Besonders prägend für Romes war seine Zeit in der Schweiz, wo ein Prinzip gelebt wird, das er gerne auf Deutschland übertragen würde: „Wenn etwas in der Schweiz wächst, dann darf auch nur das verkauft werden. Es wird nichts importiert, solange es regional verfügbar ist.“ Diese konsequente Regionalität findet er vorbildlich, da die Lieferketten extrem kurz sind. „Das wünsche ich mir in einer praktikablen Form auch für Deutschland.“

Fokus auf Produktqualität und ehrliche Aromen

Kulinarisch setzt Romes auf Klarheit. Seine Küche folgt einer klaren Linie mit starkem Fokus auf das Produkt, handwerkliche Präzision und ehrliche Aromen. „Ich will mir selbst treu bleiben und meine Ziele verfolgen. Saisonal wird immer gekocht.

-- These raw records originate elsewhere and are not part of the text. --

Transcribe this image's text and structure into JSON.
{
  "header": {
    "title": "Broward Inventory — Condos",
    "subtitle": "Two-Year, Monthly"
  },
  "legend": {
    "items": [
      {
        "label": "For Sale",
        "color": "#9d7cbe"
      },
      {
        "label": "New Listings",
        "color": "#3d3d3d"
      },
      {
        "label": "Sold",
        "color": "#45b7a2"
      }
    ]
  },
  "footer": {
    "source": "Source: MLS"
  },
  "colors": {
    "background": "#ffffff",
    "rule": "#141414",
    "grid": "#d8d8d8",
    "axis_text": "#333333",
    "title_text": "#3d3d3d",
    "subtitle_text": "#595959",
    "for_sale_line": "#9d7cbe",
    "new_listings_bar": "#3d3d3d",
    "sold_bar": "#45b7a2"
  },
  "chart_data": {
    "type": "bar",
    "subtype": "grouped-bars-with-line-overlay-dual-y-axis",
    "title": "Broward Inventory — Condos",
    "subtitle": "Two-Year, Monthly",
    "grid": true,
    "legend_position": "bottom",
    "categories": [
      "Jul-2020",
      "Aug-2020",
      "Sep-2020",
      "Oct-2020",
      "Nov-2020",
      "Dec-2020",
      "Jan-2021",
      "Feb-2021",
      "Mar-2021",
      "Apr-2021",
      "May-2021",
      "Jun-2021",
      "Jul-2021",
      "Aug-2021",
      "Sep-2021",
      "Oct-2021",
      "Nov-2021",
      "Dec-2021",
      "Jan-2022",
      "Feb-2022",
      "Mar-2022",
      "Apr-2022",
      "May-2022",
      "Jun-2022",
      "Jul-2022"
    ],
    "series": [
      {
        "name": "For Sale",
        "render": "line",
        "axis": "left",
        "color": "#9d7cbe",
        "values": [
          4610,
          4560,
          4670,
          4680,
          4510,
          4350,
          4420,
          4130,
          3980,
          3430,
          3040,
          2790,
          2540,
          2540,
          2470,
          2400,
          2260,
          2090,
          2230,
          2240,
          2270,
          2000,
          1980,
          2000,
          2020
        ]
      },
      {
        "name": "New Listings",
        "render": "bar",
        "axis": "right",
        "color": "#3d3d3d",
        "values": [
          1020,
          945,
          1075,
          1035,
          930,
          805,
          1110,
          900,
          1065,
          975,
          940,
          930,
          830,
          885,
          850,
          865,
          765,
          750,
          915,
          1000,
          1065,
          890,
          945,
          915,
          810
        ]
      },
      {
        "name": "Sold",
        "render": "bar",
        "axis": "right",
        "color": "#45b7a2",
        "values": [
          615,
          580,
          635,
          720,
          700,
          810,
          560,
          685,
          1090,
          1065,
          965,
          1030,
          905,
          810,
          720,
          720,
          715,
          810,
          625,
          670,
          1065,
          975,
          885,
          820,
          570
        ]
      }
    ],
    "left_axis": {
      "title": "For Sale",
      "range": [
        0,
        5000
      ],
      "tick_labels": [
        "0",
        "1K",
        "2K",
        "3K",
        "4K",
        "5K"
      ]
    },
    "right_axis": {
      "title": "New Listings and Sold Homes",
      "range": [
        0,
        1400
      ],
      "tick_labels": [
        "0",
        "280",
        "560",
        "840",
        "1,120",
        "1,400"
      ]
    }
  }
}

Zur besten Saison bekommt man bei mir das beste Produkt.“ Die Konsequenz: Da er sich auf eine reduzierte Küche konzentriert, wird die Qualität der Produkte umso wichtiger, um die Aromen optimal zur Geltung zu bringen.

Regionale Lieferanten: Forelle aus Landsberg, Gemüse aus Bayern

Für Romes ist Nachhaltigkeit ein Gesamtprozess, der nicht an einem einzelnen Produkt gemessen werden kann. „Dort, wo ich Lieferketten steuern kann, schaue ich ganz genau hin. Forellen kommen aus Landsberg am Lech und mein Gemüse, wie Spargel, Rettich, Kräuter und Blüten, ebenfalls aus Bayern.“ Innerhalb des Hotels teilt man sich die Lieferanten, um Wege, Ressourcen und Sprit zu sparen.

Lebensmittelabfall: Bewusster Umgang statt Zero Waste

Ein zentraler Punkt ist der Umgang mit Lebensmitteln. „Früher hat eine krumme Karotte es nie in die Küche geschafft. Heute sieht das anders aus.“ Aus Abschnitten entstehen Fonds oder Pürees. Gleichzeitig stellt Romes klar: „Natürlich habe ich Lebensmittelabfall. Es bleibt nun mal Sterneküche. Den Strunk vom Fenchel oder holzige Teile vom Spargel kann ich nicht auf den Teller legen.“ Den Zero-Waste-Ansatz sieht er kritisch: „Das ist zu radikal gedacht. Du kannst nicht keinen Müll produzieren. Aber wir haben ein Bewusstsein geschaffen und kaufen deutlich vorausschauender ein.“

Planung und Lieferrhythmus gegen Verschwendung

Die Bestellung erfolgt anhand der Gästeanzahl, die das Reservierungssystem vorgibt. Statt großer Wochenbestellungen setzt man auf kleinere, regelmäßige Lieferungen, da die Lieferanten ohnehin mehrmals pro Woche das Hotel anfahren. So können genau die benötigten Mengen bestellt werden, um Überproduktion zu vermeiden.

Nachhaltiges Design im Atelier

Auch das Umfeld des Restaurants ist bewusst nachhaltig gestaltet. Das Atelier wurde in Zusammenarbeit mit Designer Axel Vervoordt mit Naturmaterialien und langlebigen Konzepten statt kurzlebiger Trends entworfen.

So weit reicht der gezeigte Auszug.